Homer is new this morning, and perhaps nothing is as old as
The words of Charles Péguy, poet and philosopher of the spirit, cut through time like a clarion: “Homer is new this morning, and perhaps nothing is as old as today’s newspaper.” In these words lies a paradox that reveals the enduring power of truth and the fleeting nature of fashion. What is ancient may remain ever fresh, while what seems current decays before the ink is dry.
He begins with Homer, the father of Western epic, whose voice has sung across nearly three millennia. Though his words were first uttered in an age of bronze and spear, they remain new each morning, for they speak of eternal themes: the wrath of Achilles, the wanderings of Odysseus, the longing for home, the weight of fate. These are not bound to the calendar; they touch the marrow of what it means to be human. Each dawn, when a reader opens the Iliad or the Odyssey, the words breathe again as though first spoken, because the truths within them never die.
In contrast, Péguy turns to the newspaper, that herald of the present moment. It speaks with urgency, trumpeting events, disputes, scandals, and the cries of the hour. Yet before the next sunrise, its words already begin to fade. By tomorrow, they are forgotten, and by next week, they are discarded. The newspaper, though it claims to bring “news,” ages with unnatural swiftness; its life is shorter than a flower’s bloom. What seems pressing in the moment becomes old before the day is done.
History confirms this lesson. Consider the ancient Dead Sea Scrolls, fragments written two thousand years ago, still carrying truths that stir the soul today. Compare them to the papers printed even fifty years ago: filled with names, crises, and quarrels now dust to us, irrelevant and silent. Who today clings to the headlines of 1873 or 1912? Yet who today does not recognize the power of Homer’s words, or the psalms of David, or the wisdom of Confucius?

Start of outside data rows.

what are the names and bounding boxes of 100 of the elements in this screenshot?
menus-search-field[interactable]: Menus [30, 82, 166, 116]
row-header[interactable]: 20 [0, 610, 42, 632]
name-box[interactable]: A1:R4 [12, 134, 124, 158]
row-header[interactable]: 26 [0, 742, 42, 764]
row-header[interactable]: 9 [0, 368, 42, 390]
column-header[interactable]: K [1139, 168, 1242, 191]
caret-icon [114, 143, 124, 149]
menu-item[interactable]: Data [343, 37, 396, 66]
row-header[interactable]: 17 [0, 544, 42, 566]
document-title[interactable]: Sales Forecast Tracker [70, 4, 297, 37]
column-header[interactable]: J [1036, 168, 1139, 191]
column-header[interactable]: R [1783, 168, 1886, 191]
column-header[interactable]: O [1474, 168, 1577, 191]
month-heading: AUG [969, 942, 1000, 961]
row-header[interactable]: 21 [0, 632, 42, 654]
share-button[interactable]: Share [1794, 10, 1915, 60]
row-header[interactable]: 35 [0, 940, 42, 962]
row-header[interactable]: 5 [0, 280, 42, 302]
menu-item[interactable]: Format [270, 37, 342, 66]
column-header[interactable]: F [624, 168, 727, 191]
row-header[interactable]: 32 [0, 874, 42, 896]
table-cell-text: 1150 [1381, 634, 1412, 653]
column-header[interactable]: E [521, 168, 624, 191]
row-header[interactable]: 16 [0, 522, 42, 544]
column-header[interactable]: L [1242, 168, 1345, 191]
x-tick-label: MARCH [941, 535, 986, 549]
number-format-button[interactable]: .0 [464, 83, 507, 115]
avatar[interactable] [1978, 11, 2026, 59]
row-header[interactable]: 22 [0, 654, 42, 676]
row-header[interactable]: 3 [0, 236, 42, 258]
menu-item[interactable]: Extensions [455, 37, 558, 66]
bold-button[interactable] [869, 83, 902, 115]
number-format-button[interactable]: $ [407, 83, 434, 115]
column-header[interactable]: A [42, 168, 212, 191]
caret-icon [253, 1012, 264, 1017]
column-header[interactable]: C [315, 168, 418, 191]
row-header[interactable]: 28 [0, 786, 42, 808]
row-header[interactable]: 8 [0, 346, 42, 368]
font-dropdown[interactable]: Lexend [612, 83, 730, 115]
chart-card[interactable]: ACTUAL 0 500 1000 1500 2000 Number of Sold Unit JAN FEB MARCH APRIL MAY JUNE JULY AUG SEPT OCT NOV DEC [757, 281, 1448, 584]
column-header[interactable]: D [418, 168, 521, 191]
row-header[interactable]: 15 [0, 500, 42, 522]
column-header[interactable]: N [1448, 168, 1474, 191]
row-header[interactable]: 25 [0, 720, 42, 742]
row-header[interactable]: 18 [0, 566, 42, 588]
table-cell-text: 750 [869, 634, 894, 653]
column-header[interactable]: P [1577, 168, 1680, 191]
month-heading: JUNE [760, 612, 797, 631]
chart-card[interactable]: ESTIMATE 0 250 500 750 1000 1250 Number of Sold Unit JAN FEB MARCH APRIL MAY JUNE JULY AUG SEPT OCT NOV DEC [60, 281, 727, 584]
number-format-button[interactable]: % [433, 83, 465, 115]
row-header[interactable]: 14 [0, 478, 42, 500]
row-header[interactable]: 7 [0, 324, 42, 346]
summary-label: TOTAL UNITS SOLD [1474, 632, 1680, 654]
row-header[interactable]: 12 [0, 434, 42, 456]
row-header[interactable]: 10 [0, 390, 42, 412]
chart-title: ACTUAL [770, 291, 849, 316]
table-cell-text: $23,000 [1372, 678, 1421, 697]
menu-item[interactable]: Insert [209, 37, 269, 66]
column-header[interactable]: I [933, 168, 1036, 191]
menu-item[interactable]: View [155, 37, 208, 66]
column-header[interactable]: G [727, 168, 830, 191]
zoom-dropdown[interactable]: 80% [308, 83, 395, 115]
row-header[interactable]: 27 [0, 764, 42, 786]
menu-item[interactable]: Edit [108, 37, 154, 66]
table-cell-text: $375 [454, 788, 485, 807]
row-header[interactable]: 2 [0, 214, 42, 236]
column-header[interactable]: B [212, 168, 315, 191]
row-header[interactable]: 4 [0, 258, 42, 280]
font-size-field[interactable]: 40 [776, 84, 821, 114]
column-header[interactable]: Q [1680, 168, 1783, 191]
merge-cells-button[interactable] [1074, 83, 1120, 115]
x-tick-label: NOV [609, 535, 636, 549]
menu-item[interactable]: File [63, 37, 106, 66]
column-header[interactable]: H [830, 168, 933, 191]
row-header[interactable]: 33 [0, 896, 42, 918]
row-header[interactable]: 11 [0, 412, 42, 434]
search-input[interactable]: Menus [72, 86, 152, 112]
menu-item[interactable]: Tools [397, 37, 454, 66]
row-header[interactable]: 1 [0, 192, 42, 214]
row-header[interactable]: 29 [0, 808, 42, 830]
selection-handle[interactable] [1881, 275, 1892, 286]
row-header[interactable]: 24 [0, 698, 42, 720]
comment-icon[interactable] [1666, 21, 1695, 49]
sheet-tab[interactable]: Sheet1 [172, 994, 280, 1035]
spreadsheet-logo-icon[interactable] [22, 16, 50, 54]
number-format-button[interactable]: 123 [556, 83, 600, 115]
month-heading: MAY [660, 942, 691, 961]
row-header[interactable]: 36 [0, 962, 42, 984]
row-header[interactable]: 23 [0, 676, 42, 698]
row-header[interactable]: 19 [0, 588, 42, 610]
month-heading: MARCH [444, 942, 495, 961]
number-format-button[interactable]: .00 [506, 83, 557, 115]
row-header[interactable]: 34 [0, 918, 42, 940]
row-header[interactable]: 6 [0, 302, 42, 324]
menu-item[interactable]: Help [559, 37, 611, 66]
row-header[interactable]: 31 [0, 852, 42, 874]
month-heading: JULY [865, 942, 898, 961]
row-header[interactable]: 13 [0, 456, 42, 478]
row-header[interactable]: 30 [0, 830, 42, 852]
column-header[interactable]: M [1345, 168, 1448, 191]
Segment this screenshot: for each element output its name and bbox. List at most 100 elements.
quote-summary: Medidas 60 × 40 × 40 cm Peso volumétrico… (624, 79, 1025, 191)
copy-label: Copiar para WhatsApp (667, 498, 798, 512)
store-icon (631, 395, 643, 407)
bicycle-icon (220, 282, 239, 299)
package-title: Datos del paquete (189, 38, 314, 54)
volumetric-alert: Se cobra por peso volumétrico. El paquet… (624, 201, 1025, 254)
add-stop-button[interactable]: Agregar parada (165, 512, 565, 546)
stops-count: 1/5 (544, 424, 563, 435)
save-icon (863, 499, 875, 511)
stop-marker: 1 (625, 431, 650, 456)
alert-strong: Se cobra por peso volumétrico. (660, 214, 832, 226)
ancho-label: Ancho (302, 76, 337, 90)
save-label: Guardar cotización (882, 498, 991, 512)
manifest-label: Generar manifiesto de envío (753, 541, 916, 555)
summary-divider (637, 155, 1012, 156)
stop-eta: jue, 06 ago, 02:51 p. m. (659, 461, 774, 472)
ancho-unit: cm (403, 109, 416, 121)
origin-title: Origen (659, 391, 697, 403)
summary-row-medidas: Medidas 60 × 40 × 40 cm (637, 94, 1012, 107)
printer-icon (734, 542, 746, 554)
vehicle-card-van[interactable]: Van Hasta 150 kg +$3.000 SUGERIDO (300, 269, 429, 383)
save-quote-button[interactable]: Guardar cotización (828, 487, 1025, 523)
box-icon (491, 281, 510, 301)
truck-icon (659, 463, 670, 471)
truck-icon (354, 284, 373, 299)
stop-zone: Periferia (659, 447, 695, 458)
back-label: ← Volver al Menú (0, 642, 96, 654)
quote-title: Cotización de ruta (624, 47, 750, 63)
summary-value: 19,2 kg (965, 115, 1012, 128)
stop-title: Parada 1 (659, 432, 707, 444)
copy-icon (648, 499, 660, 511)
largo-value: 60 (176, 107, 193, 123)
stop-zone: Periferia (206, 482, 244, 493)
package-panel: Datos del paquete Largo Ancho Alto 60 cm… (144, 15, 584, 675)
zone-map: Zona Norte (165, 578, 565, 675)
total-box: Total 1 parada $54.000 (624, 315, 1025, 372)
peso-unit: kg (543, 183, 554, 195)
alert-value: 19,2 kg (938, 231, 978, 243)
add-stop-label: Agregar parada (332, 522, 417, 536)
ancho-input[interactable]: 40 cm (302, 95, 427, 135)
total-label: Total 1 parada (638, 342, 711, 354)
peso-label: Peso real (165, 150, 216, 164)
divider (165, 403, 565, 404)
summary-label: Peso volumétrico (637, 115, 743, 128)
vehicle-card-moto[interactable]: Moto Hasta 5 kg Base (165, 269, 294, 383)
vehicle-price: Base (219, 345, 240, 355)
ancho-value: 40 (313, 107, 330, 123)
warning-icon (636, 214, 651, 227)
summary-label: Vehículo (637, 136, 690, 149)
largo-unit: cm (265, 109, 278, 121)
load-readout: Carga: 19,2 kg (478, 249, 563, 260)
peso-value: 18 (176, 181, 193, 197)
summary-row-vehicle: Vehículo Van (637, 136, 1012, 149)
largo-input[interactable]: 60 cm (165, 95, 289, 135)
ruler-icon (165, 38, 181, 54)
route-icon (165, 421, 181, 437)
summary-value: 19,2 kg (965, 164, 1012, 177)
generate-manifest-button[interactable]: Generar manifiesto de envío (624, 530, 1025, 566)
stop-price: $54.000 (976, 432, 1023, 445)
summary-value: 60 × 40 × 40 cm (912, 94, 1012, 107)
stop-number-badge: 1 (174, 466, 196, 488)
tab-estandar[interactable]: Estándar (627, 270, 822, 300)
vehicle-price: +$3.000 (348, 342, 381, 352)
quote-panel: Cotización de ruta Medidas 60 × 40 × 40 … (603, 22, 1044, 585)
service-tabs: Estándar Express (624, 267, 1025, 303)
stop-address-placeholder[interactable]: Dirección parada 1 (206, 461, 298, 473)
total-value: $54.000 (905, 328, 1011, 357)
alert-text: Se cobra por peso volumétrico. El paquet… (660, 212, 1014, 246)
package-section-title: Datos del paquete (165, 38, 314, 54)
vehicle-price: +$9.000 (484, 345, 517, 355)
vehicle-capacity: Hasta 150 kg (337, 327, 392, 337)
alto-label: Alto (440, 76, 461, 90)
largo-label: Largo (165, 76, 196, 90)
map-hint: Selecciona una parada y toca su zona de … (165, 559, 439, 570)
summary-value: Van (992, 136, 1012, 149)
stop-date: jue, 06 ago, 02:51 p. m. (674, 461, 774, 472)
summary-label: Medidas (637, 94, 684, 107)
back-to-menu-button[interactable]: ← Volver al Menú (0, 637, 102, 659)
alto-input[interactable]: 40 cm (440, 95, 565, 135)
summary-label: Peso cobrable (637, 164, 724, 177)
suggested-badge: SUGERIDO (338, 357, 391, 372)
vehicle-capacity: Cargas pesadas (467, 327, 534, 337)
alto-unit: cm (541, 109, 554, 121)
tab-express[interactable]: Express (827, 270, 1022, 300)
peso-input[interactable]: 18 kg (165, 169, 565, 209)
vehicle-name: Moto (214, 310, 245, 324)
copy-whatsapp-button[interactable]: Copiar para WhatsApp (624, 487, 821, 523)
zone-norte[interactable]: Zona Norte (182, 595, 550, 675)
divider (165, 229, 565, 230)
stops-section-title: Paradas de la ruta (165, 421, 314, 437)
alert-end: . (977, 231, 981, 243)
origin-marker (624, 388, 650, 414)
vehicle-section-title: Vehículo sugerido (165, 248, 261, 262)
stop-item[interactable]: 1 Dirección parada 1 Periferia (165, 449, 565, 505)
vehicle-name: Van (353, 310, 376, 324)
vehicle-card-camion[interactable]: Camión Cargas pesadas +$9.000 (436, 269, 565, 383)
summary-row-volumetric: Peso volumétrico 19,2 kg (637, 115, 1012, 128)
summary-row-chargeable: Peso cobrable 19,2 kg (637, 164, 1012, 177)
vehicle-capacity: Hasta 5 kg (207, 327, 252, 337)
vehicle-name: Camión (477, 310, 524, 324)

That which is rooted in the eternal stands firm; that which clings only to the hour crumbles swiftly.
This is not to despise the newspaper, for it has its role: to inform, to awaken, to call attention. But Péguy reminds us that truth is measured not by immediacy but by endurance. The greatest writings, the greatest songs, the greatest stories remain new because they speak to the soul’s unchanging needs: courage, love, justice, mortality, hope. The trivial quarrels of the day, no matter how loudly proclaimed, fade into silence if they lack such depth.
The lesson for us is this: seek what endures. Do not waste your life chasing only the headlines of the day, for they will wither before the sun sets. Instead, root your soul in the eternal—wisdom, art, scripture, philosophy, beauty—those things that remain fresh each morning, like Homer’s song. Let the transient pass as it must, but let the timeless nourish you.
Therefore, children of the future, remember this teaching: do not measure your life by the fleeting noise of the present moment. Seek out what will remain new when centuries have passed. Study the poets, the sages, the prophets, the dreamers, for their words are not bound by dust or time. And when you create, strive to write not the newspaper of the day, but the Homer of tomorrow—words and deeds that will remain alive when all else has grown old.
Thus, Péguy’s paradox stands as wisdom eternal: the ancient is new, the immediate is already old. The poet endures, the headline fades. Live, therefore, not for the shallow urgency of the hour, but for the immortal dawn that renews itself each morning.